Dato curioso: la palabra “apocalipsis” viene del griego antiguo “apokálypsis”, que significa revelación, descubrimiento. A las seis de la mañana de un lunes estaba bañándome adormilada, un segundo después quedé flotando (a falta de una mejor palabra, no había en qué flotar y no tenía yo cuerpo alguno) en la más absoluta nada. Traté de gritar, pero no había boca, no había sonido ni espacio que lo transmitiera. Es difícil de explicar, tal vez si pudieras recordarlo lo entenderías.

¿Cuál fue el descubrimiento?

¿Cuál fue la revelación?

Cuando tenía diez años vi morir a mamá. No, no quiero hablar de eso. Lo importante es: cuando tenía diez años entendí lo que era la nada, vi cómo vaciaba hambrienta la luz de los ojos de mi madre, el aire en sus pulmones. La nada entró también en mí y anidó en un hueco en mi pecho. Cuando enterramos a mamá mis ojos estaban secos, mi cerebro entumecido.

Cuando el fin del mundo llegó, la nada y yo éramos hermanas, simbiontes, parásitos mutuos. Nos conocíamos íntimamente. Nos necesitábamos. Sabíamos moldearnos.

Recrear el mundo se vuelve más fácil una vez que has empezado. Tus manos se acostumbran al ritmo. Lo que no conoces, lo que no sabes, lo llenas con vacío. De cualquier modo nadie mirará y si lo hacen, nadie entenderá qué ha mirado. Querrán negarlo, no pueden soportar mirar al vacío. Recrear el mundo es tedioso, monocromático: edificios, árboles, personas, música, gravedad, oxígeno, partículas elementales. Copia y pega, lava, enjuaga y repite. Recreé el tiempo y trabajé por segundos, días, siglos. Recreé planetas y estrellas, movimientos rotacionales, rehice la luz. Reinicié el universo. Por la mañana ahí estaba el Todo constante, indiferente, casi indistinguible del mundo anterior. Aquello que se había perdido quedó como un sueño vago que casi puedes recordar al despertar: lugares, objetos, memorias, amores. Nadie lo sabe pero a veces lo perciben, intuyen lo perdido y me miran de reojo culpándome sin reconocerme, odiándome sin saber el motivo. Nadie recuerda que el mundo terminó, que todos morimos. Sólo mi padre lo recuerda.

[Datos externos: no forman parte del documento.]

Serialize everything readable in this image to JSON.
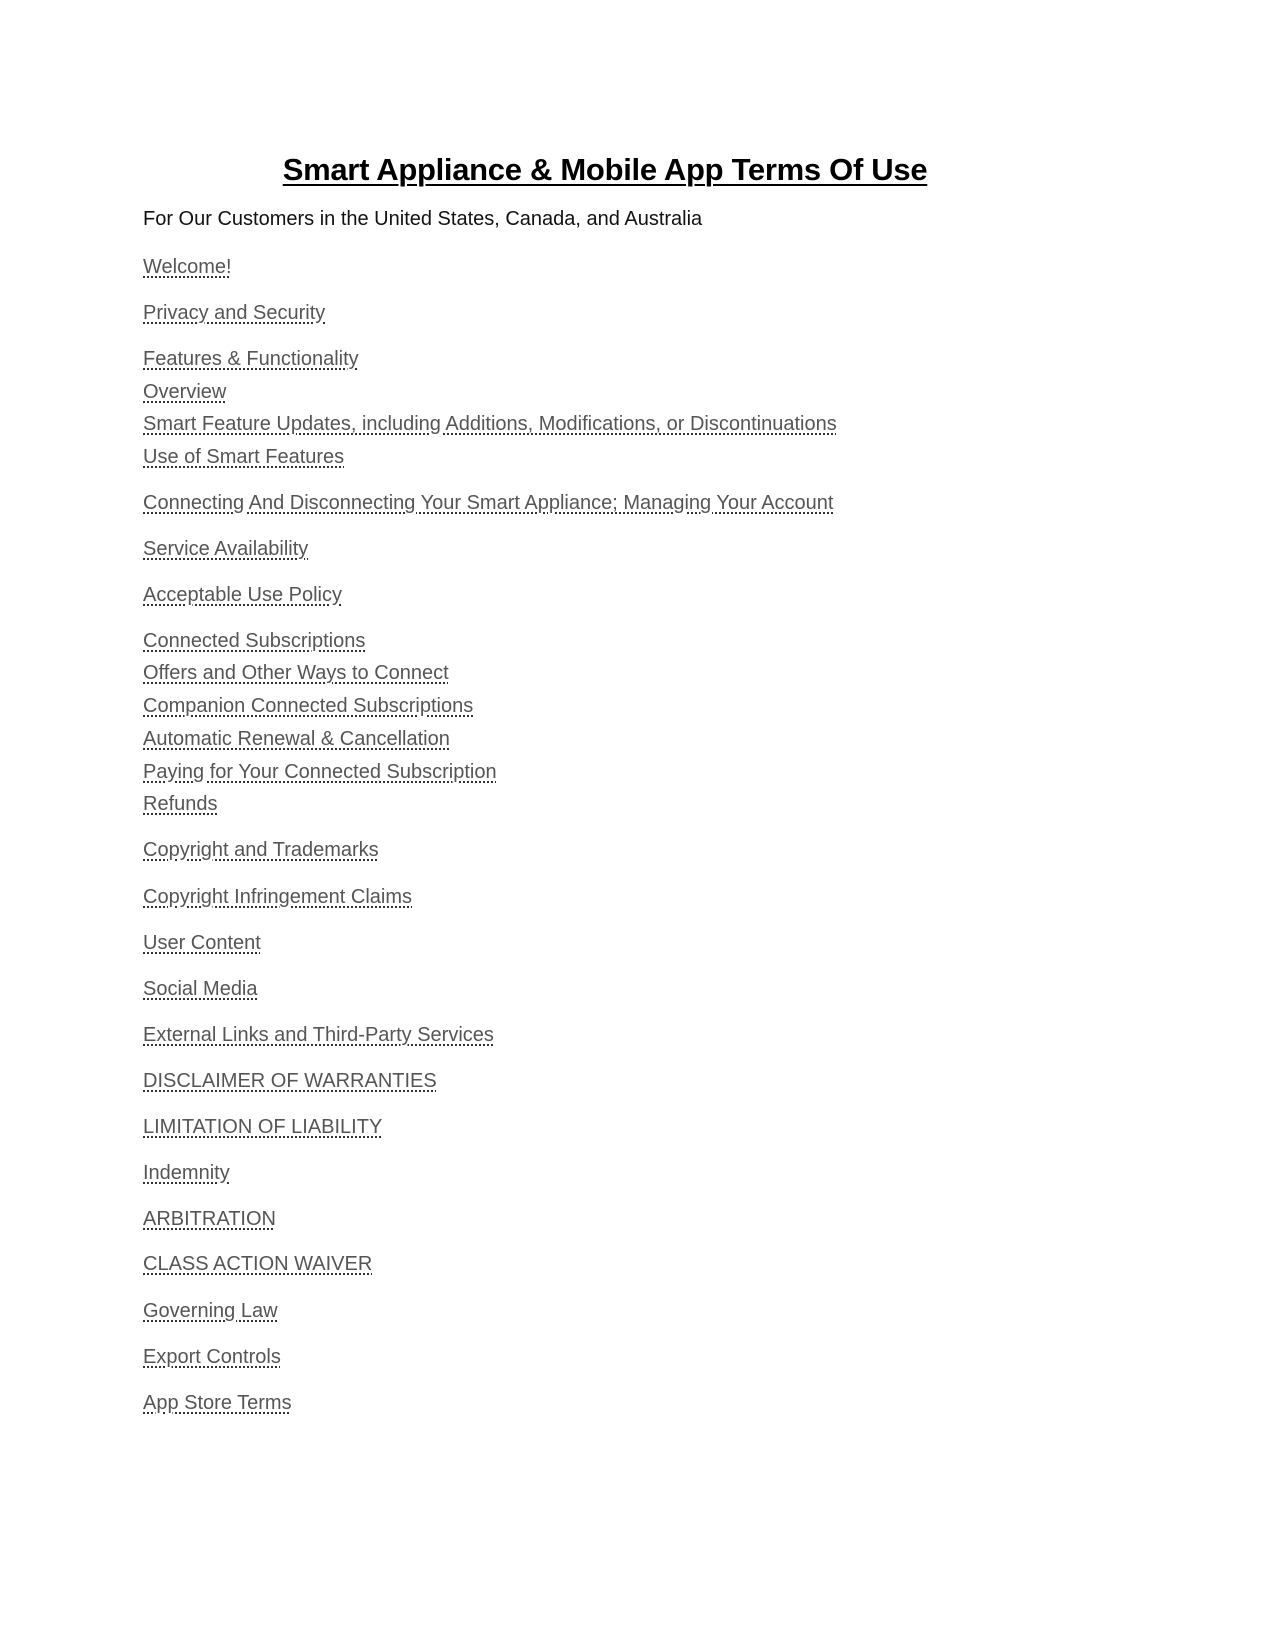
{
  "document": {
    "title": "Smart Appliance & Mobile App Terms Of Use",
    "subtitle": "For Our Customers in the United States, Canada, and Australia",
    "toc": [
      "Welcome!",
      "Privacy and Security",
      "Features & Functionality",
      "Overview",
      "Smart Feature Updates, including Additions, Modifications, or Discontinuations",
      "Use of Smart Features",
      "Connecting And Disconnecting Your Smart Appliance; Managing Your Account",
      "Service Availability",
      "Acceptable Use Policy",
      "Connected Subscriptions",
      "Offers and Other Ways to Connect",
      "Companion Connected Subscriptions",
      "Automatic Renewal & Cancellation",
      "Paying for Your Connected Subscription",
      "Refunds",
      "Copyright and Trademarks",
      "Copyright Infringement Claims",
      "User Content",
      "Social Media",
      "External Links and Third-Party Services",
      "DISCLAIMER OF WARRANTIES",
      "LIMITATION OF LIABILITY",
      "Indemnity",
      "ARBITRATION",
      "CLASS ACTION WAIVER",
      "Governing Law",
      "Export Controls",
      "App Store Terms"
    ]
  }
}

Ahora mi padre pasa todo el tiempo frente a la televisión, la mirada perdida entre la estática intermitente y la mala señal que logro darle a costa de migrañas y un profuso sangrado de nariz. “La maldita televisión no funciona” gruñe al aire, el aire soy yo.
(Traducción: ¿ni siquiera puedes hacer eso bien? ¿Ni siquiera puedes darme eso?).
Todas las otras televisiones del mundo funcionan, excepto las que mi padre mira.

La última vez que me dirigió la palabra -y la mirada, el oído y los sentidos restantes: para él yo ya dejé de existir- fue la mañana después de que el mundo había acabado. Entré a su cuarto dibujando paredes y ventanas, le lleve un vaso con agua y sal de uvas, aunque él ya no pudiera sentir ningún dolor de cabeza. Le ofrecí crear el desayuno aunque él ya no necesitaba comer. Quise hablarle del perro-guiñapo (necesitaba contarlo, de verdad, de verdad) pero no me escuchó.

“¿Dónde está tu madre?” me preguntó. No respondí.

Papá comenzó a gritar. No pretendo que lo entienda, no le debo ninguna explicación. Creé la cuarta pared faltante, creé una puerta y una cerradura y lo dejé encerrado ahí dentro.

Otras personas a las que recreé:

Amigos. Vecinos. Compañeros de trabajo. Gente a la que veo diario en el metro. Gente de Facebook. Gente de Twitter. Familia distante. Actores favoritos. Personas desconocidas que he visto en mis sueños. Personas malas. Personas buenas. Personas que estaban en el fondo de mis fotos de vacaciones. Personas con las que fui a la secundaria y con quienes nunca más quiero volver a hablar. Personas que me duelen. Personas que hacen infomerciales que sólo pasan en la madrugada. Personas importantes. Personas sin futuro. Personas estúpidas. Personas que morirán mañana. Personas que otros llorarán. Personas a las que vale la pena llorar. Personas que no entran en ninguna de las anteriores categorías.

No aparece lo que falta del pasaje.